Nel testo finale perciò si afferma che "la Conferenza mondiale riconosce ed esprime rincrescimento per le enormi sofferenze umane e per la tragica condizione di milioni di uomini, donne e bambini causata da schiavitù, tratta degli schiavi, commercio di schiavi attraverso l'Atlantico, apartheid, colonialismo e genocidio'', ritenute tragedie del passato. Si afferma che tutte le attività collegate alla piaga della schiavitù "sono e dovranno sempre essere crimini contro l'umanità e costituiscono le principali cause ed espressioni del razzismo, della discriminazione razziale, la xenofobia e le intolleranze collegate''. La dichiarazione rende "onore alla memoria delle vittime'' e chiede alle nazioni che non hanno ancora presentato scuse o espresso rimorso di "restituire dignità alle vittime''.

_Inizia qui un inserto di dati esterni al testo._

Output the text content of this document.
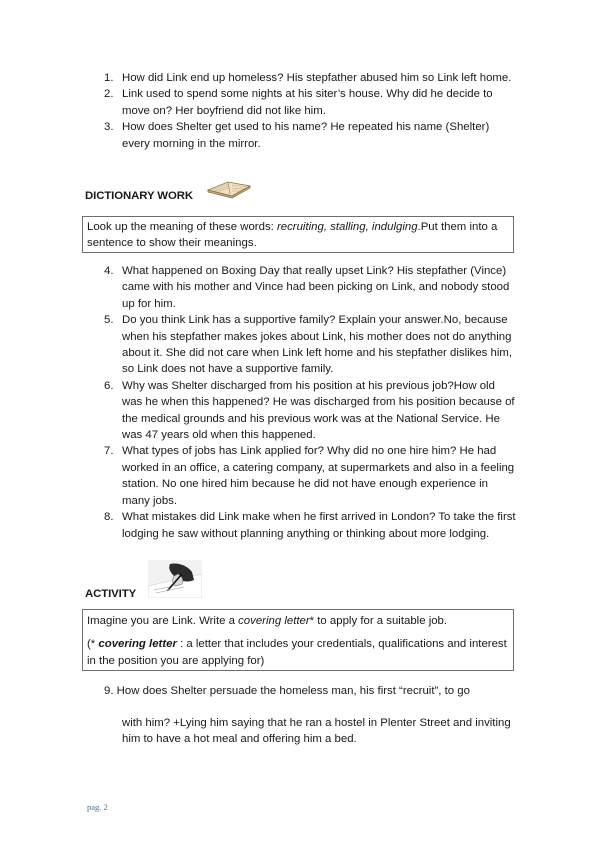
1. How did Link end up homeless? His stepfather abused him so Link left home.
2. Link used to spend some nights at his siter’s house. Why did he decide to move on? Her boyfriend did not like him.
3. How does Shelter get used to his name? He repeated his name (Shelter) every morning in the mirror.
DICTIONARY WORK

Look up the meaning of these words: recruiting, stalling, indulging.Put them into a sentence to show their meanings.

4. What happened on Boxing Day that really upset Link? His stepfather (Vince) came with his mother and Vince had been picking on Link, and nobody stood up for him.
5. Do you think Link has a supportive family? Explain your answer.No, because when his stepfather makes jokes about Link, his mother does not do anything about it. She did not care when Link left home and his stepfather dislikes him, so Link does not have a supportive family.
6. Why was Shelter discharged from his position at his previous job?How old was he when this happened? He was discharged from his position because of the medical grounds and his previous work was at the National Service. He was 47 years old when this happened.
7. What types of jobs has Link applied for? Why did no one hire him? He had worked in an office, a catering company, at supermarkets and also in a feeling station. No one hired him because he did not have enough experience in many jobs.
8. What mistakes did Link make when he first arrived in London? To take the first lodging he saw without planning anything or thinking about more lodging.
ACTIVITY

Imagine you are Link. Write a covering letter* to apply for a suitable job.

(* covering letter : a letter that includes your credentials, qualifications and interest in the position you are applying for)

9. How does Shelter persuade the homeless man, his first “recruit”, to go
with him? +Lying him saying that he ran a hostel in Plenter Street and inviting him to have a hot meal and offering him a bed.
pag. 2
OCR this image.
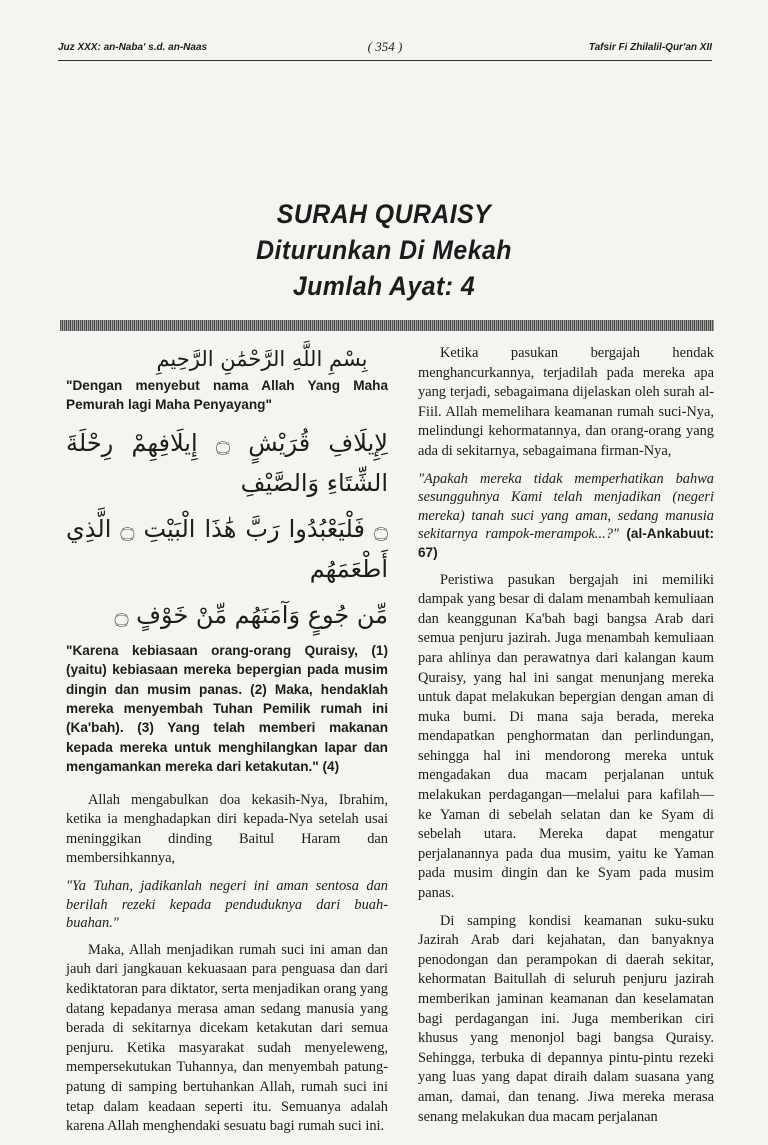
Juz XXX: an-Naba' s.d. an-Naas	( 354 )	Tafsir Fi Zhilalil-Qur'an XII
SURAH QURAISY
Diturunkan Di Mekah
Jumlah Ayat: 4
بِسْمِ اللَّهِ الرَّحْمَٰنِ الرَّحِيمِ

"Dengan menyebut nama Allah Yang Maha Pemurah lagi Maha Penyayang"

لِإِيلَافِ قُرَيْشٍ ۝ إِيلَافِهِمْ رِحْلَةَ الشِّتَاءِ وَالصَّيْفِ
۝ فَلْيَعْبُدُوا رَبَّ هَٰذَا الْبَيْتِ ۝ الَّذِي أَطْعَمَهُم
مِّن جُوعٍ وَآمَنَهُم مِّنْ خَوْفٍ ۝

"Karena kebiasaan orang-orang Quraisy, (1) (yaitu) kebiasaan mereka bepergian pada musim dingin dan musim panas. (2) Maka, hendaklah mereka menyembah Tuhan Pemilik rumah ini (Ka'bah). (3) Yang telah memberi makanan kepada mereka untuk menghilangkan lapar dan mengamankan mereka dari ketakutan." (4)

Allah mengabulkan doa kekasih-Nya, Ibrahim, ketika ia menghadapkan diri kepada-Nya setelah usai meninggikan dinding Baitul Haram dan membersihkannya,

"Ya Tuhan, jadikanlah negeri ini aman sentosa dan berilah rezeki kepada penduduknya dari buah-buahan."

Maka, Allah menjadikan rumah suci ini aman dan jauh dari jangkauan kekuasaan para penguasa dan dari kediktatoran para diktator, serta menjadikan orang yang datang kepadanya merasa aman sedang manusia yang berada di sekitarnya dicekam ketakutan dari semua penjuru. Ketika masyarakat sudah menyeleweng, mempersekutukan Tuhannya, dan menyembah patung-patung di samping bertuhankan Allah, rumah suci ini tetap dalam keadaan seperti itu. Semuanya adalah karena Allah menghendaki sesuatu bagi rumah suci ini.

Ketika pasukan bergajah hendak menghancurkannya, terjadilah pada mereka apa yang terjadi, sebagaimana dijelaskan oleh surah al-Fiil. Allah memelihara keamanan rumah suci-Nya, melindungi kehormatannya, dan orang-orang yang ada di sekitarnya, sebagaimana firman-Nya,

"Apakah mereka tidak memperhatikan bahwa sesungguhnya Kami telah menjadikan (negeri mereka) tanah suci yang aman, sedang manusia sekitarnya rampok-merampok...?" (al-Ankabuut: 67)

Peristiwa pasukan bergajah ini memiliki dampak yang besar di dalam menambah kemuliaan dan keanggunan Ka'bah bagi bangsa Arab dari semua penjuru jazirah. Juga menambah kemuliaan para ahlinya dan perawatnya dari kalangan kaum Quraisy, yang hal ini sangat menunjang mereka untuk dapat melakukan bepergian dengan aman di muka bumi. Di mana saja berada, mereka mendapatkan penghormatan dan perlindungan, sehingga hal ini mendorong mereka untuk mengadakan dua macam perjalanan untuk melakukan perdagangan—melalui para kafilah—ke Yaman di sebelah selatan dan ke Syam di sebelah utara. Mereka dapat mengatur perjalanannya pada dua musim, yaitu ke Yaman pada musim dingin dan ke Syam pada musim panas.

Di samping kondisi keamanan suku-suku Jazirah Arab dari kejahatan, dan banyaknya penodongan dan perampokan di daerah sekitar, kehormatan Baitullah di seluruh penjuru jazirah memberikan jaminan keamanan dan keselamatan bagi perdagangan ini. Juga memberikan ciri khusus yang menonjol bagi bangsa Quraisy. Sehingga, terbuka di depannya pintu-pintu rezeki yang luas yang dapat diraih dalam suasana yang aman, damai, dan tenang. Jiwa mereka merasa senang melakukan dua macam perjalanan
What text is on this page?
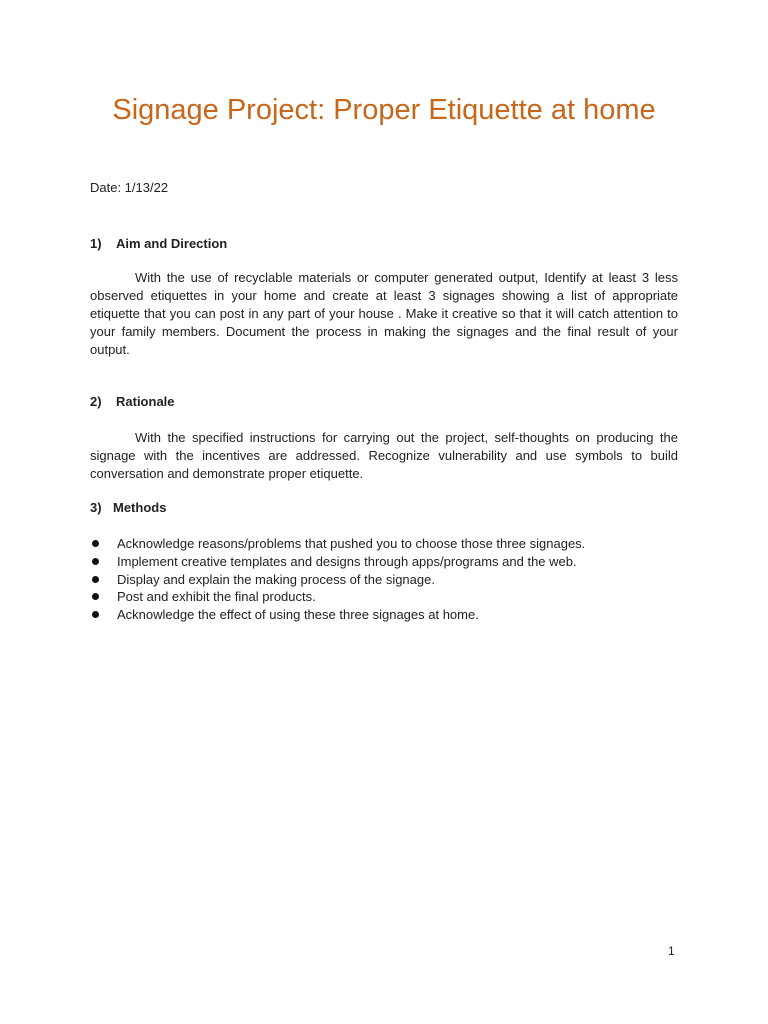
Signage Project: Proper Etiquette at home
Date: 1/13/22
1) Aim and Direction
With the use of recyclable materials or computer generated output, Identify at least 3 less observed etiquettes in your home and create at least 3 signages showing a list of appropriate etiquette that you can post in any part of your house . Make it creative so that it will catch attention to your family members. Document the process in making the signages and the final result of your output.
2) Rationale
With the specified instructions for carrying out the project, self-thoughts on producing the signage with the incentives are addressed. Recognize vulnerability and use symbols to build conversation and demonstrate proper etiquette.
3) Methods
Acknowledge reasons/problems that pushed you to choose those three signages.
Implement creative templates and designs through apps/programs and the web.
Display and explain the making process of the signage.
Post and exhibit the final products.
Acknowledge the effect of using these three signages at home.
1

In ogni caso nessuna riparazione economica diretta come chiedevano i paesi africani. Le ex potenze coloniali sono solo invitate a "prendere misure appropriate ed efficaci per fermare e invertire le durature conseguenze'' di quelle pratiche schiavistiche.
La negoziazione del capitolo sul Medio Oriente era affidata al ministro degli Esteri sudafricano, la signora Dlamini Zuma, che il 6 settembre proponeva un testo approvato dalla Ue e dalla delegazione di Arafat. I paesi della Lega araba e della Conferenza Islamica lo consideravano insufficiente perché non nominava gli insediamenti dei coloni ebraici nei Territori palestinesi e non affermava che Israele deve accettare il diritto al ritorno dei rifugiati palestinesi. Il pressing imperialista sui paesi arabi e islamici era proseguito dal socialista Jospin che con un dispaccio di agenzia da Parigi dichiarava che "se il legame tra il sionismo e il razzismo viene mantenuto'' la Francia e l'Unione europea abbandonavano i lavori.
Il documento finale, non approvato su questo punto da Siria, Iran, Canada e Australia, afferma che "sul Medio Oriente, la Conferenza chiede la fine delle violenze e la pronta ripresa dei negoziati di pace; il rispetto dei diritti umani e delle leggi umanitarie internazionali; il rispetto del principio di autodeterminazione e la fine di tutte le sofferenze, in modo da permettere a Israele e ai Palestinesi di riprendere il processo di pace, e di evolvere e prosperare in sicurezza e libertà''. "Preoccupata per la difficile condizione del popolo Palestinese sotto occupazione straniera'', la Conferenza riconosce l'inalienabile diritto del popolo Palestinese all'autodeterminazione e all'istituzione di uno Stato indipendente.